Serena has an attitude problem and she doesn't want to face it. She won't because she thinks she's a rock star, a diva, so rich and so famous that she can say, wear, do anything she pleases whenever and however she pleases. She justifies the escalation of her drama queen antics by playing the racism card (thankfully Osaka is non-white), the sexism card, the persecution card, the "I didn't know" card (really? After decades in the business??), anything rather than take personal responsibility for the way she behaves, the way she pushes the envelope, for acting entitled, using various intimidation techniques and expecting to get away with them.
Somebody has to put her back in her place for the good of the sport in general and set firm limits. Somebody has to let her know that she may be a billionaire and a superstar but in the context of tennis, she is just an athlete, a competing athlete that needs to obey rules, follow the guidelines and treat umps, linespeople, with a modicum of respect, leave the superhero ego in the locker room because this is not what the sport of tennis is about. The ump stood his ground and that's what Serena needs because her hubris is so oversized at this point. It's: me, me, me me and no the ump is not the boss, I am. Well , Serena, sometimes tough love is the best thing there is so, no, you are not the boss and you did get coached and you knew the rule about racquet abuse and after 2 code violations, you knew the 3rd one was game penalty. So when you started bullying the ump verbally and physically (finger wagging and other shenanigans vaguely reminiscent of the Clijsters line judge incident), you knew what was coming next.

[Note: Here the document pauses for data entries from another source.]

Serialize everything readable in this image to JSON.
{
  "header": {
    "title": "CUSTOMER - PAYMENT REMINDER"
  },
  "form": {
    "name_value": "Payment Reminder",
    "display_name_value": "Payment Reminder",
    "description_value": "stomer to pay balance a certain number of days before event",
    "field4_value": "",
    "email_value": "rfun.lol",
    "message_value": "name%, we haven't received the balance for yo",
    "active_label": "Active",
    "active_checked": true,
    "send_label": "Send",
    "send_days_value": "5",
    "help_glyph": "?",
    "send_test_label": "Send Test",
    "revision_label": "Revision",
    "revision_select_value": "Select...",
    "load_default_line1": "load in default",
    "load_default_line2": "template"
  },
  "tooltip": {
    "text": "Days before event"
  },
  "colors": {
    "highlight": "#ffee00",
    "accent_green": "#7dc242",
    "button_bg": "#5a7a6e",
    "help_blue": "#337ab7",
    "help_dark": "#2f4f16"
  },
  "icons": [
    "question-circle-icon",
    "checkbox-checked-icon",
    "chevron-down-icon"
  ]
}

And I know I should not mix politics into all this but at a time in the history of the US when the sitting president embodies the legitimization of bullying and intimidation over common sense, we need American athletes to reflect different values, even opposite values, more than ever before.
I almost forgot: Osaka played the perfect match. She didn't even lose focus after the long interruption and all the drama and that's the only thing we should be talking about tonight of course.